Origami-inspired radiator from NASA could change shape to warm or cool tiny satellites

The devices we’re sending into space are getting smaller and lighter, which means there’s less room for bulky and static components. Flexibility and compactness are coming into vogue, and this prototype satellite radiator is inspired by that most compact and flexible of arts: origami.

An ordinary radiator would, of course, help dissipate heat generated by the sun or on-board electronics. But its shape and size, and therefore to a certain extent its capabilities, are set when it is manufactured.

Goddard Space Flight Center and Brigham Young University researchers are working on a radiator that can fold up or expand as needed to accelerate or slow the rate of heat dissipation as its operators see fit.

This has advantages when, for example, a satellite’s sensors work best at a certain base temperature; during the sun-baked half of its orbit, it may struggle to keep cool, while on the shadowy half, it may fall below that ideal temperature. The radiator could expand when it’s hot to lose heat quickly, and contract in the cold to prevent losing too much.
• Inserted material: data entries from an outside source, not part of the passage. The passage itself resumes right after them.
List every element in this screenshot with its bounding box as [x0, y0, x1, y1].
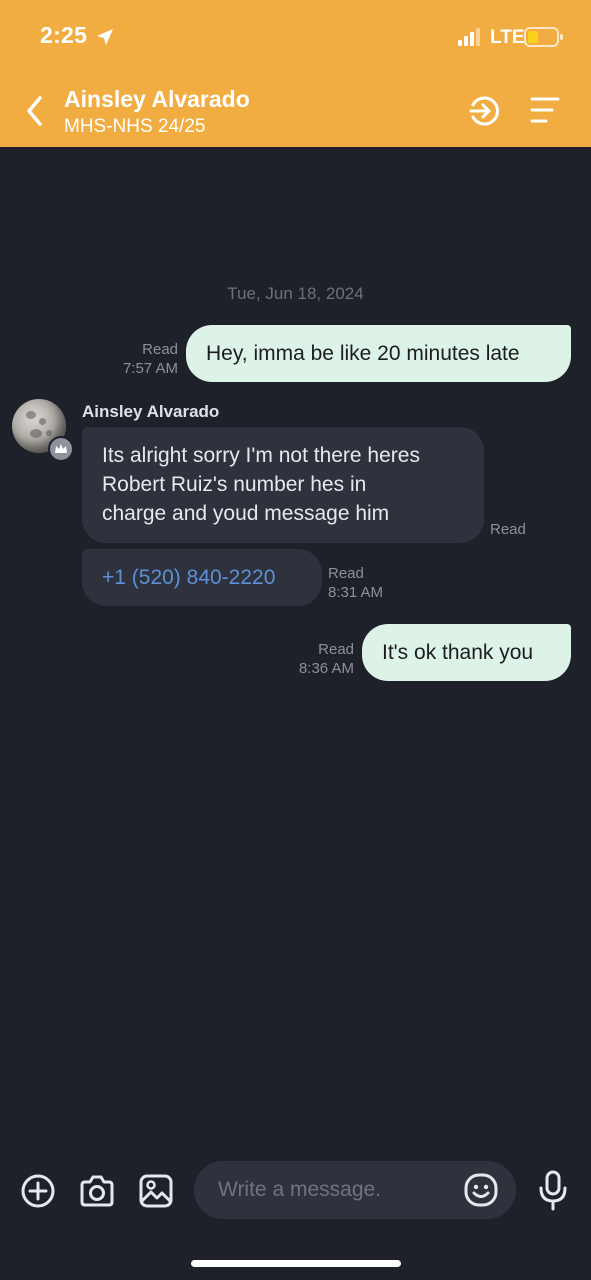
message-line: charge and youd message him	[102, 502, 390, 525]
outgoing-message-bubble[interactable]: Hey, imma be like 20 minutes late	[186, 325, 571, 382]
message-meta: Read 8:36 AM	[276, 640, 354, 678]
message-line: Robert Ruiz's number hes in	[102, 473, 367, 496]
contact-name[interactable]: Ainsley Alvarado	[64, 86, 250, 113]
location-arrow-icon	[95, 27, 115, 52]
back-chevron-icon[interactable]	[22, 93, 48, 129]
emoji-icon[interactable]	[463, 1172, 499, 1213]
message-meta: Read 7:57 AM	[100, 340, 178, 378]
message-input-placeholder: Write a message.	[218, 1178, 382, 1201]
read-receipt: Read	[318, 641, 354, 658]
message-line: Its alright sorry I'm not there heres	[102, 444, 420, 467]
sender-name: Ainsley Alvarado	[82, 402, 220, 421]
menu-lines-icon[interactable]	[530, 96, 560, 124]
join-arrow-icon[interactable]	[468, 94, 502, 128]
incoming-message-bubble[interactable]: Its alright sorry I'm not there heres Ro…	[82, 427, 484, 543]
crown-badge-icon	[48, 436, 74, 462]
message-time: 8:31 AM	[328, 584, 384, 601]
network-label: LTE	[490, 27, 525, 48]
outgoing-message-bubble[interactable]: It's ok thank you	[362, 624, 571, 681]
date-separator: Tue, Jun 18, 2024	[227, 284, 364, 303]
contact-subtitle: MHS-NHS 24/25	[64, 116, 206, 137]
image-icon[interactable]	[138, 1173, 174, 1214]
message-time: 7:57 AM	[122, 360, 178, 377]
phone-number-link[interactable]: +1 (520) 840-2220	[102, 566, 275, 589]
message-meta: Read 8:31 AM	[328, 564, 383, 602]
signal-icon	[458, 28, 484, 51]
battery-icon	[524, 27, 564, 52]
read-receipt: Read	[490, 521, 526, 538]
home-indicator[interactable]	[191, 1260, 401, 1267]
read-receipt: Read	[328, 565, 364, 582]
message-time: 8:36 AM	[298, 660, 354, 677]
app-header: 2:25 LTE Ainsley Alvarado MHS-NHS 24/25	[0, 0, 591, 147]
microphone-icon[interactable]	[538, 1170, 568, 1217]
read-receipt: Read	[142, 341, 178, 358]
incoming-message-bubble[interactable]: +1 (520) 840-2220	[82, 549, 322, 606]
plus-circle-icon[interactable]	[20, 1173, 56, 1214]
status-time: 2:25	[40, 22, 88, 48]
camera-icon[interactable]	[78, 1173, 116, 1214]
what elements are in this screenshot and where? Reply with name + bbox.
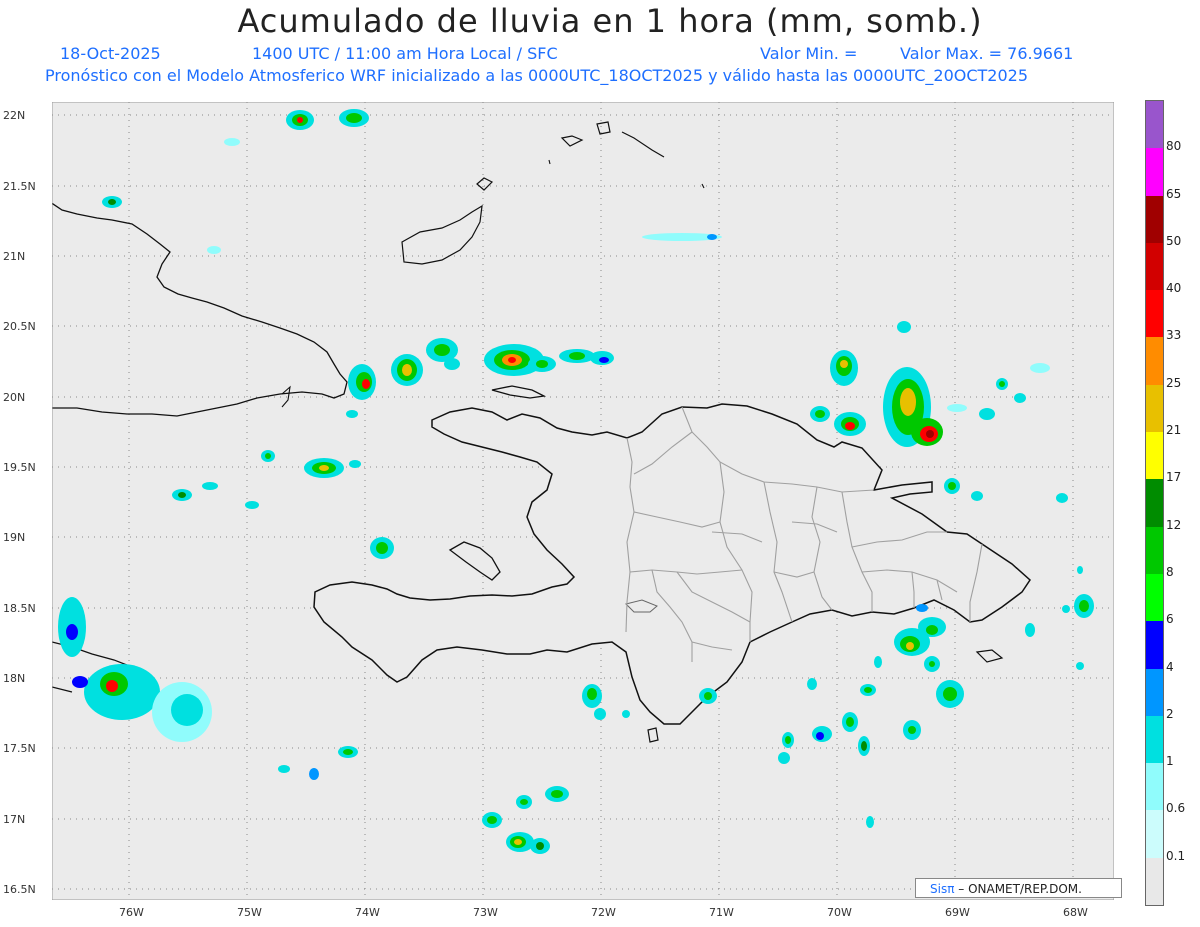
colorbar-level-label: 8 [1166, 564, 1174, 579]
colorbar-level-label: 1 [1166, 754, 1174, 769]
colorbar-segment [1146, 479, 1163, 527]
colorbar-segment [1146, 337, 1163, 385]
y-tick-label: 20N [3, 391, 26, 404]
colorbar-segment [1146, 715, 1163, 764]
y-tick-label: 16.5N [3, 883, 36, 896]
y-tick-label: 21.5N [3, 180, 36, 193]
colorbar-segment [1146, 195, 1163, 243]
x-tick-label: 68W [1063, 906, 1088, 919]
forecast-time: 1400 UTC / 11:00 am Hora Local / SFC [252, 44, 558, 63]
colorbar-level-label: 12 [1166, 517, 1182, 532]
y-tick-label: 17.5N [3, 742, 36, 755]
value-min: Valor Min. = [760, 44, 858, 63]
precipitation-map [52, 102, 1114, 900]
colorbar-level-label: 0.6 [1166, 801, 1186, 816]
colorbar-level-label: 4 [1166, 659, 1174, 674]
colorbar-level-label: 80 [1166, 139, 1182, 154]
colorbar-level-label: 0.1 [1166, 848, 1186, 863]
y-tick-label: 22N [3, 109, 26, 122]
y-tick-label: 17N [3, 813, 26, 826]
x-tick-label: 72W [591, 906, 616, 919]
sis-logo-text: Sisπ [930, 882, 955, 896]
y-tick-label: 18N [3, 672, 26, 685]
x-tick-label: 70W [827, 906, 852, 919]
colorbar-segment [1146, 621, 1163, 669]
y-tick-label: 19N [3, 531, 26, 544]
colorbar-segment [1146, 384, 1163, 433]
colorbar-segment [1146, 526, 1163, 574]
precipitation-colorbar [1145, 100, 1164, 906]
colorbar-level-label: 2 [1166, 706, 1174, 721]
colorbar-level-label: 6 [1166, 612, 1174, 627]
y-tick-label: 19.5N [3, 461, 36, 474]
x-tick-label: 73W [473, 906, 498, 919]
colorbar-segment [1146, 573, 1163, 622]
colorbar-level-label: 17 [1166, 470, 1182, 485]
x-tick-label: 74W [355, 906, 380, 919]
y-tick-label: 20.5N [3, 320, 36, 333]
colorbar-segment [1146, 432, 1163, 480]
colorbar-segment [1146, 148, 1163, 196]
map-title: Acumulado de lluvia en 1 hora (mm, somb.… [237, 2, 983, 40]
y-tick-label: 18.5N [3, 602, 36, 615]
colorbar-segment [1146, 763, 1163, 811]
colorbar-segment [1146, 668, 1163, 716]
forecast-date: 18-Oct-2025 [60, 44, 161, 63]
colorbar-level-label: 25 [1166, 375, 1182, 390]
colorbar-segment [1146, 857, 1163, 905]
x-tick-label: 69W [945, 906, 970, 919]
colorbar-level-label: 50 [1166, 233, 1182, 248]
model-description: Pronóstico con el Modelo Atmosferico WRF… [45, 66, 1029, 85]
colorbar-level-label: 33 [1166, 328, 1182, 343]
x-tick-label: 71W [709, 906, 734, 919]
colorbar-segment [1146, 810, 1163, 858]
beata-island [647, 727, 659, 743]
colorbar-segment [1146, 242, 1163, 291]
x-tick-label: 75W [237, 906, 262, 919]
colorbar-level-label: 65 [1166, 186, 1182, 201]
colorbar-level-label: 21 [1166, 423, 1182, 438]
credit-box: Sisπ – ONAMET/REP.DOM. [915, 878, 1122, 898]
colorbar-segment [1146, 101, 1163, 149]
credit-org: – ONAMET/REP.DOM. [954, 882, 1082, 896]
y-tick-label: 21N [3, 250, 26, 263]
x-tick-label: 76W [119, 906, 144, 919]
colorbar-level-label: 40 [1166, 281, 1182, 296]
value-max: Valor Max. = 76.9661 [900, 44, 1074, 63]
colorbar-segment [1146, 290, 1163, 338]
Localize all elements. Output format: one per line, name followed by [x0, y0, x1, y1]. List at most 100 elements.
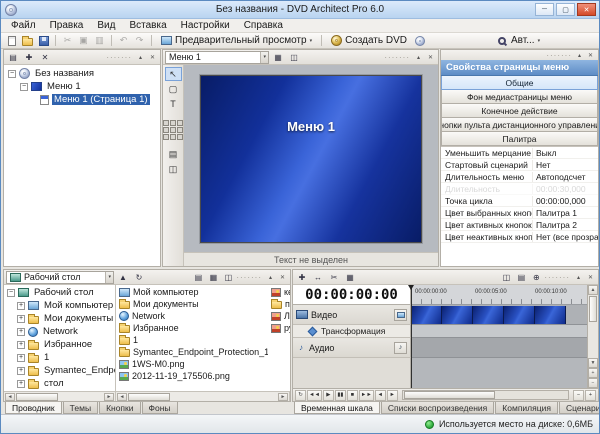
menu-canvas[interactable]: Меню 1: [200, 75, 422, 243]
menu-selector-combo[interactable]: Меню 1 ▾: [165, 51, 269, 64]
scrollbar-thumb[interactable]: [16, 393, 58, 401]
align-top-icon[interactable]: [170, 120, 176, 126]
section-background-media-button[interactable]: Фон медиастраницы меню: [441, 90, 598, 104]
sizing-tool-icon[interactable]: ▢: [165, 82, 182, 96]
scrollbar-thumb[interactable]: [404, 391, 495, 399]
video-clip[interactable]: [411, 306, 587, 324]
paste-icon[interactable]: ▥: [93, 34, 106, 47]
file-list-item[interactable]: 2012-11-19_175506.png: [116, 370, 290, 382]
scroll-right-icon[interactable]: ►: [278, 393, 288, 401]
pause-button[interactable]: ▮▮: [335, 390, 346, 401]
expander-icon[interactable]: +: [17, 367, 25, 375]
align-right-icon[interactable]: [177, 127, 183, 133]
file-list-item[interactable]: 1: [116, 334, 290, 346]
arrange-icon[interactable]: ▤: [165, 147, 182, 161]
drag-grip[interactable]: ·······: [384, 53, 410, 62]
drag-grip[interactable]: ·······: [546, 51, 572, 60]
menu-title-text[interactable]: Меню 1: [201, 119, 421, 134]
tab-explorer[interactable]: Проводник: [5, 402, 62, 414]
up-folder-icon[interactable]: ▲: [116, 271, 130, 284]
timecode-display[interactable]: 00:00:00:00: [293, 285, 411, 305]
file-list-item[interactable]: Мой компьютер: [116, 286, 290, 298]
close-panel-icon[interactable]: ✕: [585, 50, 596, 61]
play-button[interactable]: ▶: [323, 390, 334, 401]
section-palette-button[interactable]: Палитра: [441, 132, 598, 146]
scroll-down-icon[interactable]: ▼: [588, 358, 598, 368]
redo-icon[interactable]: ↷: [133, 34, 146, 47]
split-clip-icon[interactable]: ✂: [327, 271, 341, 284]
file-list-item[interactable]: Network: [116, 310, 290, 322]
video-clip-thumbnail[interactable]: [473, 306, 504, 324]
track-options-icon[interactable]: ▤: [514, 271, 528, 284]
property-value[interactable]: Палитра 1: [532, 208, 598, 218]
align-center-icon[interactable]: [170, 127, 176, 133]
tree-scrollbar[interactable]: ◄ ►: [4, 392, 116, 401]
cut-icon[interactable]: ✂: [61, 34, 74, 47]
property-value[interactable]: 00:00:00,000: [532, 196, 598, 206]
loop-region-icon[interactable]: ⊕: [529, 271, 543, 284]
file-list-item[interactable]: ру...: [268, 322, 290, 334]
transform-track-header[interactable]: Трансформация: [293, 325, 411, 338]
maximize-button[interactable]: ▢: [556, 3, 575, 16]
folder-tree-item[interactable]: + Network: [4, 325, 115, 338]
preview-button[interactable]: Предварительный просмотр ▾: [157, 34, 316, 48]
section-remote-buttons-button[interactable]: Кнопки пульта дистанционного управления: [441, 118, 598, 132]
add-media-icon[interactable]: ✚: [295, 271, 309, 284]
folder-tree-item[interactable]: + Symantec_Endpoint_Prot: [4, 364, 115, 377]
close-panel-icon[interactable]: ✕: [147, 52, 158, 63]
delete-item-icon[interactable]: ✕: [38, 51, 52, 64]
folder-tree-item[interactable]: + стол: [4, 377, 115, 390]
menu-options[interactable]: Настройки: [174, 20, 237, 31]
folder-tree-item[interactable]: − Рабочий стол: [4, 286, 115, 299]
property-value[interactable]: Выкл: [532, 148, 598, 158]
video-track-header[interactable]: Видео: [293, 305, 411, 325]
audio-track-lane[interactable]: [411, 338, 587, 358]
location-combo[interactable]: Рабочий стол ▾: [6, 271, 114, 284]
make-dvd-button[interactable]: Создать DVD: [327, 34, 411, 48]
tab-buttons[interactable]: Кнопки: [99, 402, 140, 414]
folder-tree-item[interactable]: + Избранное: [4, 338, 115, 351]
insert-menu-icon[interactable]: ▤: [6, 51, 20, 64]
expander-icon[interactable]: −: [7, 289, 15, 297]
expander-icon[interactable]: −: [20, 83, 28, 91]
loop-playback-button[interactable]: ↻: [295, 390, 306, 401]
collapse-panel-icon[interactable]: ▴: [265, 272, 276, 283]
video-monitor-button[interactable]: [394, 309, 407, 321]
expander-icon[interactable]: +: [17, 302, 25, 310]
folder-tree-item[interactable]: + Мои документы: [4, 312, 115, 325]
file-list-item[interactable]: Symantec_Endpoint_Protection_12.1.2_RU: [116, 346, 290, 358]
collapse-panel-icon[interactable]: ▴: [574, 50, 585, 61]
folder-tree-item[interactable]: + Мой компьютер: [4, 299, 115, 312]
video-clip-thumbnail[interactable]: [535, 306, 566, 324]
snap-icon[interactable]: ◫: [287, 51, 301, 64]
next-frame-button[interactable]: ►: [387, 390, 398, 401]
property-value[interactable]: Палитра 2: [532, 220, 598, 230]
menu-edit[interactable]: Правка: [43, 20, 91, 31]
tab-themes[interactable]: Темы: [63, 402, 98, 414]
tab-playlists[interactable]: Списки воспроизведения: [381, 402, 494, 414]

Other potential folding patterns, and a thermal image showing how heat is absorbed more in deeper folds.

The radiator (at least in one current design, a mockup of which is shown at top) is formed from a tessellating 3D pattern of diamonds. If set your mind to it, you can imagine it folding out to form a wide, flat surface, or contracting into a thick, narrow slab. It’s something like a zigzag accordion pattern, but the materials mean ordinary hand-folding isn’t an option.

BYU professor Brian Iverson and grad student Rydge Mulford of BYU designed the radiator’s shape — Iverson told me Miura Ori or Barretto Mars folds are also being considered — but its surface has a special Goddard touch.

Vivek Dwivedi and the University of Maryland’s Raymond Adomaitis are working on a brand new coating made from vanadium oxide with silver and titanium applied in atom-thin layers. The coating would transition from a semiconductor to a metal state at a seriously low temperature: 154 degrees Fahrenheit, or possibly even less. In the metal state its emissivity increases, further improving the heat-dispersion capabilities of the radiator.

It’s still early days, but between these two advances, deployed on the same design, the researchers expect to reinvent how small satellites and spacecraft keep cool or warm.

“This approach has the potential to be a game changer in thermal design,” said Dwivedi in the Goddard news release. “Our goal is to replace traditional radiators with dynamic ones, period.”